Sosyal medyada kötücül bir furya var; bazı kendini bilmez gençler, büyükannelerine yaptıkları ‘’eşek şakası’’ ile gündeme oturmuş durumda. Saçlarını uçuk sarıya boyatmış bir genç erkek, anneannesini önce kandırarak kameraya yaklaştırıyor, kibar, zarif bir hanım, ne olduğunu tam da anlamadan kameraya yaklaşırken, torunu birden başının üstünde yumurta kırıyor. Torun, gülmekten ölüyor bu münasebetsizliği yaparken, nine şaşkın, anlamsız bakışlarla, ne olduğuna inanamayan bir halde, çok kırılmış bir şekilde önüne bakıyor... Sanki hepimize yapılıyor o çirkin saldırı. O kadar itici, incitici, seyredeni bile irkiltici, kalp kırıcı, saygısız, omur kırıcı bir durum ki... Peki ama niye, bilmiyoruz burada komik olanın ne olduğunu...
Bir diğerindeyse kandırılan kişi babaanne, telefon geldi diyerek heyecanlandırılan yaşlı ninenin eline telefon yerine bilgisayar faresi tutuşturuluyor. Sonra da dünyanın en komik parodisi başarılmış gibi kahkahalar atarak kayıt yapıyorlar bu marifetlerini. Bunun neresi komik, büyük annelerini bu şekilde küçük düşürerek ellerine ne geçiyor anlamak mümkün değil. İsmi ‘’Muhammet’’ olan bir torun yapıyor bu saçma hareketi ve bununla da yetinmeyip, sanki marifetmiş gibi sosyal medyada sürüme sokuyor... Babaannenin sözleri acı dolu ağırlıkta; ‘’kurt kocayınca köpeklerin maskarası olurmuş’’...
............................
Herkes kendi zamanını yaşıyor.

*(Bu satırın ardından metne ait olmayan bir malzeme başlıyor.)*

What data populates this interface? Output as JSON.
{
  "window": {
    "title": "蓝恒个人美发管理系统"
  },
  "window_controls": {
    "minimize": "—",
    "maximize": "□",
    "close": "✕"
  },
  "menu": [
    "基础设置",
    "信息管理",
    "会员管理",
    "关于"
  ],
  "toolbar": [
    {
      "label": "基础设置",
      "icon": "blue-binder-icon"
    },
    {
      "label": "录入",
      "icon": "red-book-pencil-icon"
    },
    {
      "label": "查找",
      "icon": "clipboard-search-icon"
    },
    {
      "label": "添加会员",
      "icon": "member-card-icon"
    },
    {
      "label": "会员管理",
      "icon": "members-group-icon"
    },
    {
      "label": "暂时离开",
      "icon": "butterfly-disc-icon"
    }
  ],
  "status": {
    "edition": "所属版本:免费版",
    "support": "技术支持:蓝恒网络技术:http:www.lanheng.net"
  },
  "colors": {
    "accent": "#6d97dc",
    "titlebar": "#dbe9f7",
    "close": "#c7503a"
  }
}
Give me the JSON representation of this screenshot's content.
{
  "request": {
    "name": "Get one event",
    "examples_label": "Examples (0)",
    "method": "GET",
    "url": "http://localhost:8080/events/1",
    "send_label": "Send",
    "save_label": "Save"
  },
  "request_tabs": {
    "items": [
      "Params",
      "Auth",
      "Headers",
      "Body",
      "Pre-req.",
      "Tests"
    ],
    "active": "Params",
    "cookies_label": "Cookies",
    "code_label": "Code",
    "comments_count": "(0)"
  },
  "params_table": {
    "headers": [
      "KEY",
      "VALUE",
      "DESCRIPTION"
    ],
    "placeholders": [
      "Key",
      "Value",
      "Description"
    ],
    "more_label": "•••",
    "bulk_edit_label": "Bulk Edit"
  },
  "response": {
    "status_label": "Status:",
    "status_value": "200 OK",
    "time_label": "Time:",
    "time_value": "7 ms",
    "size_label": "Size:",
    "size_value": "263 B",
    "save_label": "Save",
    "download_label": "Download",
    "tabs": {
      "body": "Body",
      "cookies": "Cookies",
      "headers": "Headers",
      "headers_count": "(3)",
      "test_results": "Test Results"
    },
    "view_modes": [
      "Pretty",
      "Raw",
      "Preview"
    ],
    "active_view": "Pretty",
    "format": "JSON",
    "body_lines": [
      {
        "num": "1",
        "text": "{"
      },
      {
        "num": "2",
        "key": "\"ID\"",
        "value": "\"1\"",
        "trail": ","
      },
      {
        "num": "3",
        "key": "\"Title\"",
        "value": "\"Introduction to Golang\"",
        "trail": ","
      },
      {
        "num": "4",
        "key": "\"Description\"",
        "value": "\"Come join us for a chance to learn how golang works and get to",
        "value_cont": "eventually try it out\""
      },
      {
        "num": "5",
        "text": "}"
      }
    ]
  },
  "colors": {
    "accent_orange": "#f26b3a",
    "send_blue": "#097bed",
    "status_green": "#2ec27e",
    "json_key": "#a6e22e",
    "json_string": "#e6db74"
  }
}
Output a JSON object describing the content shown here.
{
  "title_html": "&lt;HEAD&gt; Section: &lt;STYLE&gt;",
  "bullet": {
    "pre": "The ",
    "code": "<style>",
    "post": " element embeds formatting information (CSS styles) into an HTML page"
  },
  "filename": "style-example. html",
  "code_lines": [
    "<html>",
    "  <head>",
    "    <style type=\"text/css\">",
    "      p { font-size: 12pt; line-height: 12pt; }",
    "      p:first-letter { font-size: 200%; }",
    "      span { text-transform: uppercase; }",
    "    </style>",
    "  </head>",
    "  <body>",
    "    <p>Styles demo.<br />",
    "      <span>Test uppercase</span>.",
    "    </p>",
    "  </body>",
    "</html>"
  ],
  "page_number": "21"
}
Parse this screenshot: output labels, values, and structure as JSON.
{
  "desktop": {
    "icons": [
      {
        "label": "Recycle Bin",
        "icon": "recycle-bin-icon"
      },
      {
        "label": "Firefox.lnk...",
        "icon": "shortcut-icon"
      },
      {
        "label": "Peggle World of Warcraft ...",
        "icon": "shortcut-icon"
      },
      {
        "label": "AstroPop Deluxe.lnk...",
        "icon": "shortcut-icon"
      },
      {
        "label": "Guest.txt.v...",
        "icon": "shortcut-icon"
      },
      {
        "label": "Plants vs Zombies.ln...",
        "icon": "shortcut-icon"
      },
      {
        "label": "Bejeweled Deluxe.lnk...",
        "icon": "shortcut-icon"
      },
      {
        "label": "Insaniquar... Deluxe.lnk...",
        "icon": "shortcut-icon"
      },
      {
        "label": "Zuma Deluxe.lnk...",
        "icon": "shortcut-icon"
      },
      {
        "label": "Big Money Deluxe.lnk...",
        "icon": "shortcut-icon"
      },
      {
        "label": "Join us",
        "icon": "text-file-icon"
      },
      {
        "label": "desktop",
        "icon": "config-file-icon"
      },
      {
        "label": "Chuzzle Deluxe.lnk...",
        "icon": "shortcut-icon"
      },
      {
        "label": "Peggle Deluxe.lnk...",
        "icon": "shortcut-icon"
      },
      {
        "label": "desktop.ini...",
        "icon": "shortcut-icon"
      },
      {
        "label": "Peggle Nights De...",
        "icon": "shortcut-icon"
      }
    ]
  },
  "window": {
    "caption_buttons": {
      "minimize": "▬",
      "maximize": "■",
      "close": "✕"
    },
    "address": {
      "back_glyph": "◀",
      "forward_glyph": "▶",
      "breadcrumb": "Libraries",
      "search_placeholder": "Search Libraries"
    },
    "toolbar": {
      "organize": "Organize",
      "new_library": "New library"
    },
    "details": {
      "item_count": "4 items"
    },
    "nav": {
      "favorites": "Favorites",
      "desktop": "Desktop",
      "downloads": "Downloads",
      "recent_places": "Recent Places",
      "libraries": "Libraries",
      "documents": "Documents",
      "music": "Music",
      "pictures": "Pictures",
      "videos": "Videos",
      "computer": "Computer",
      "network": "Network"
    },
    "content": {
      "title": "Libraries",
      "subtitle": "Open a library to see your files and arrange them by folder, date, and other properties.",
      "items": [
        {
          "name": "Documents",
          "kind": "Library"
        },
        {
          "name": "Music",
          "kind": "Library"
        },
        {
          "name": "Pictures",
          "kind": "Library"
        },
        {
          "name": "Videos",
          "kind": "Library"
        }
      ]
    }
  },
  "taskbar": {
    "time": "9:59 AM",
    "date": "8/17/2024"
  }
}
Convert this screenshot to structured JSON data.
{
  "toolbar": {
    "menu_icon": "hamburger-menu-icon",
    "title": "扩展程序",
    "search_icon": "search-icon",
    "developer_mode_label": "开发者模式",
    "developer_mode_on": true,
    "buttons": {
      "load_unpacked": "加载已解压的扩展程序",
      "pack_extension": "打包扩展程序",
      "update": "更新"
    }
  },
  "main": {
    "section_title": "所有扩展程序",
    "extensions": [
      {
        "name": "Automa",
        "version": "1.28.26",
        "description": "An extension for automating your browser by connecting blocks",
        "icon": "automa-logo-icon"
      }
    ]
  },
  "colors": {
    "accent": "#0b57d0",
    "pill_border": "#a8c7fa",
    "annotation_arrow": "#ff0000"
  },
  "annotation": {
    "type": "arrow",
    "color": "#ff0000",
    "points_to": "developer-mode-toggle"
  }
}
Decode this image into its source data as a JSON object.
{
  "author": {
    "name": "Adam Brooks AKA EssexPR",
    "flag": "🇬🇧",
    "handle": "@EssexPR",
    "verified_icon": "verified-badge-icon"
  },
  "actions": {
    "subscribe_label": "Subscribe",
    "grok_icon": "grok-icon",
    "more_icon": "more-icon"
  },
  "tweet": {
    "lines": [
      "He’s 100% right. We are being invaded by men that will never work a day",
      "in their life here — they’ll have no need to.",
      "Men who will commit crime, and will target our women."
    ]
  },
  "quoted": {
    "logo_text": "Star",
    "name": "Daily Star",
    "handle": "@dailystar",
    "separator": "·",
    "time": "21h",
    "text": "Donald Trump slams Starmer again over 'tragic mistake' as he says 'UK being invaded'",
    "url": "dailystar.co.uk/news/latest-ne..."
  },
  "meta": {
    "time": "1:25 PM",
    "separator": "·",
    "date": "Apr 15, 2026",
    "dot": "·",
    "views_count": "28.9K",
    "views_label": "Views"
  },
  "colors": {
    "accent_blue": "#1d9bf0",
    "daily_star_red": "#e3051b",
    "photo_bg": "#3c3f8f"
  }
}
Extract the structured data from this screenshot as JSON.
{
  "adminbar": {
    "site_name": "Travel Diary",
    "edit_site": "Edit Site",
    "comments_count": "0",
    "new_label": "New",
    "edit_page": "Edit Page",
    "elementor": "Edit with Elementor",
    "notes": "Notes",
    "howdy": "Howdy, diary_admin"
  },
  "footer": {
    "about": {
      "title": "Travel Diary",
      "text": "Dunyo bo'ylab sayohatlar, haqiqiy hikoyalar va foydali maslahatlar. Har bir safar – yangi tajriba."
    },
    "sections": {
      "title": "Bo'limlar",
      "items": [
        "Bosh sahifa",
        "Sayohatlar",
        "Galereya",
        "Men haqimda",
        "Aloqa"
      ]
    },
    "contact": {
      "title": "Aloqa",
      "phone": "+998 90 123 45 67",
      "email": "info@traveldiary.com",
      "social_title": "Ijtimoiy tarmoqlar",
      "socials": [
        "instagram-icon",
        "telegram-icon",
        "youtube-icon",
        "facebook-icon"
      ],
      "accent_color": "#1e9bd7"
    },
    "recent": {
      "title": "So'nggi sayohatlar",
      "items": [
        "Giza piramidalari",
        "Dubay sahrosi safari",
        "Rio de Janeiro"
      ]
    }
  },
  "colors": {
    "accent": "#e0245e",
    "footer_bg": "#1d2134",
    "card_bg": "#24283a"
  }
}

Gençleri kendi zamanımızın koşullarına hapsedemeyiz. Eyvallah. Ama azami saygı, sevgi, insanlık değerleri de öğretilmeli değil miydi o gençlere. İçtenlikli sevginin zamanı geçmez. İtina eden, şefakat duyan, merhamet gösteren gençliğin değeri dün nasıl yüksekse, saygılı kişilik nasıl baş tacıysa, bugün de kıymetlidir ve dünya döndükçe değerinden bir şey kaybetmeyecektir...
Gençlik değer değildir, kaderdir. Hepimizin içinden geçerek yürüdüğümüz yolun adıdır. Bugün büyükanneleriyle bu şekilde sorumsuzca alay edenler, kısa sürede o yaşlara gelivereceklerini belki bugün düşünmüyorlar... İnşallah onların torunları, onların başlarında yumurta kırmaz!
...........................
Otomatik portakal filmini andıran bir şiddet normalleşmesiyle karşı karşıyayız. Bu gençlerin niçin bu kadar acımasız ve sorumsuz olduğunu düşünmemiz taşınmamız gerekiyor. Sadece kendi akranları ile kapalı devre kurdukları iletişimsizlik iletişimi mi, sosyal medyadan ibaret sanal yaşam mı, kısırlaşmış, dışlanmış, bastırılmış gerçek hayat mı, hangisi?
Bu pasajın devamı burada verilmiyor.